The door opens, quickly revealing Helen's face oddly flushed beneath her white bonnet. Her eyes briefly take in the group but rest on me. They darken in the centre in a way that is rather pleasing.

Guy gives a cough.

“Tell your mistress,
Mrs.
Egret, we have a visitor for her.”

The order is sharply delivered and Helen's lips pucker a little, her eyes narrowing. But she turns back to me and I nod. She retreats and motions us inside. With some jostling and a brief lifting motion, we ease Mr. Whip over the threshold.

“The master is in church with Miss Eliza, but his sister-in-law is here.”

It seems like more information than is needed. We can clearly see that Mrs. Egret is in the corner of the spacious room, in the very same seat which she occupied two nights before, knitting as she did then. But Helen's words are for me. We have Mrs. Egret to ourselves. It is the opportunity for which I was hoping.

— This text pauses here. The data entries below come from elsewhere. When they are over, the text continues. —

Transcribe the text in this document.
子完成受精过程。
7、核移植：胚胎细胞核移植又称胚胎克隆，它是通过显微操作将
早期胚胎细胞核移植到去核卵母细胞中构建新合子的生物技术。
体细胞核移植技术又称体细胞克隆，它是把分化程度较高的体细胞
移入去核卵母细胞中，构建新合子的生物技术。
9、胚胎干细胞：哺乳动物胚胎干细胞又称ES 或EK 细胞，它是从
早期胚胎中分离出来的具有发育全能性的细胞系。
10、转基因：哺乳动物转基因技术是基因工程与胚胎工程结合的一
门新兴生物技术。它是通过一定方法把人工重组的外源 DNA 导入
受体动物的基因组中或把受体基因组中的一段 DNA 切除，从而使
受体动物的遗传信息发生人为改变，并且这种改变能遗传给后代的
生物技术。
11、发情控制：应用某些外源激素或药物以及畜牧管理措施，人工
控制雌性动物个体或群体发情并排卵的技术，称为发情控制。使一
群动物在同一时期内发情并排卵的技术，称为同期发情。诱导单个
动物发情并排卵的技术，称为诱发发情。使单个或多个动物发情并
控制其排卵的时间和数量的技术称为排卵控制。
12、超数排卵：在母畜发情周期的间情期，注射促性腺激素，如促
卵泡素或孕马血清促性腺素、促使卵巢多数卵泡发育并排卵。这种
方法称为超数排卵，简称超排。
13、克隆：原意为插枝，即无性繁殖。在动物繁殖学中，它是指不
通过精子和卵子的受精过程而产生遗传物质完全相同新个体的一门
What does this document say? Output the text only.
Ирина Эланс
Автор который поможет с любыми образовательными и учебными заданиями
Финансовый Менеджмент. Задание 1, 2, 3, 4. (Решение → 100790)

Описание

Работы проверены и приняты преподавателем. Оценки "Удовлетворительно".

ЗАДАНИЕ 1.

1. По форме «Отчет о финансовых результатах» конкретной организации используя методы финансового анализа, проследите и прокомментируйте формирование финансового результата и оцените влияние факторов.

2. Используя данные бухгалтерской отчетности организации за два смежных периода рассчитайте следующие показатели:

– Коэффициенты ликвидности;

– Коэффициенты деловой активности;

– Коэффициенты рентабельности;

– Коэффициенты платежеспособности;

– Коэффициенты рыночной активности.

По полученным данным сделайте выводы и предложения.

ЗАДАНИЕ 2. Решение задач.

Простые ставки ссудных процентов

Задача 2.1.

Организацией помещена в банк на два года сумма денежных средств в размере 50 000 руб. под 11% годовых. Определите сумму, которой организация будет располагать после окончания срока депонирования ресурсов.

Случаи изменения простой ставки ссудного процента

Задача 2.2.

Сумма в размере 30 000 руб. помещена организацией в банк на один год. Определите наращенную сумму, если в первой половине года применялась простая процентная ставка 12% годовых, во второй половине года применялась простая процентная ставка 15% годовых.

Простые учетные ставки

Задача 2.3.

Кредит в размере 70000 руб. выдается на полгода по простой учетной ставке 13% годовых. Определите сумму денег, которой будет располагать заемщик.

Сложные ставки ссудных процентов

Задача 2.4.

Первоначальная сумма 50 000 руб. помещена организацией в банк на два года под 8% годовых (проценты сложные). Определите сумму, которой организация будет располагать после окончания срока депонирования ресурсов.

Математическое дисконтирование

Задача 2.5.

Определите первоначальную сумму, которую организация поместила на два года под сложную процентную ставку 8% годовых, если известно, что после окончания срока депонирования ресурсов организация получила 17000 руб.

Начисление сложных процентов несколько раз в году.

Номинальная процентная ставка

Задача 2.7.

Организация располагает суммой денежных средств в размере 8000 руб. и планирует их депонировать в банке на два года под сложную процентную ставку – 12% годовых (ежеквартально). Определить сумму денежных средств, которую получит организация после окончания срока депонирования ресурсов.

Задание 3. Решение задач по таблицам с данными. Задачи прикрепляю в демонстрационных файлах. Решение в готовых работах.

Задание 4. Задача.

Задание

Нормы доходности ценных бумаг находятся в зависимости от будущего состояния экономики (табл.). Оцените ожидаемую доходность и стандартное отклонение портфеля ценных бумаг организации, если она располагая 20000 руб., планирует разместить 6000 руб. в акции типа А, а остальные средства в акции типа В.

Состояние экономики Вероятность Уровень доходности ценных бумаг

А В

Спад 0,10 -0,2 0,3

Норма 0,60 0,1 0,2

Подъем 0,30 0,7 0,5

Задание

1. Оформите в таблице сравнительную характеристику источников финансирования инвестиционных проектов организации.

The old man is the first to shuffle forward, his feet moving far more quickly than before. The four sovereigns of Guy's that I handed over to him jangle in his purse as he closes on her. Guy and I follow him, one on each side. Dimly, the old lady's head rises from her work. The needles tap against each other twice and then stop.

“Matilda!” exclaims Mr. Whip, the three syllables collapsing upon themselves like the constituent parts of a cartwheel rim breaking under a heavy load. His angular frame stoops toward her like a storm-ravaged bird spying its half-forgotten nest.

The old lady's filmy eyes try to focus. Her mouth opens slowly, and the knitting drops first from her lap to the chair, then from the chair to the floor.

“Philip?” she whispers.

Mr. Whip nods slowly. A tear now runs down his hollow cheek.

Mrs. Egret leans forward, her swollen fingers gripping the arms of the chair. “Philip?” she asks again.

“At your service, madam.”

His hands descend shakily into her lap. Hers rise from the chair rim to meet them.

“The years,” she merely says, “the years.”

“Yes, indeed.”

Helen slips a stool beneath the place where she imagines the old gentleman will sit, facing Mrs. Egret, though he shows no signs of wanting to rest now.

Backing away slowly, I reach across and tug at Guy's sleeve. He wrenches his arm away and glares at me, but still follows me grudgingly to the exit. As I take Helen to the side, Guy rather awkwardly addresses Mr. Whip. “We shall return in twenty minutes to convey you to the carriage that will take you home, sir.” Neither Mr. Whip nor Mrs. Egret paying him the slightest attention, he turns stiffly on his heel and leaves through the main door, motioning me to follow.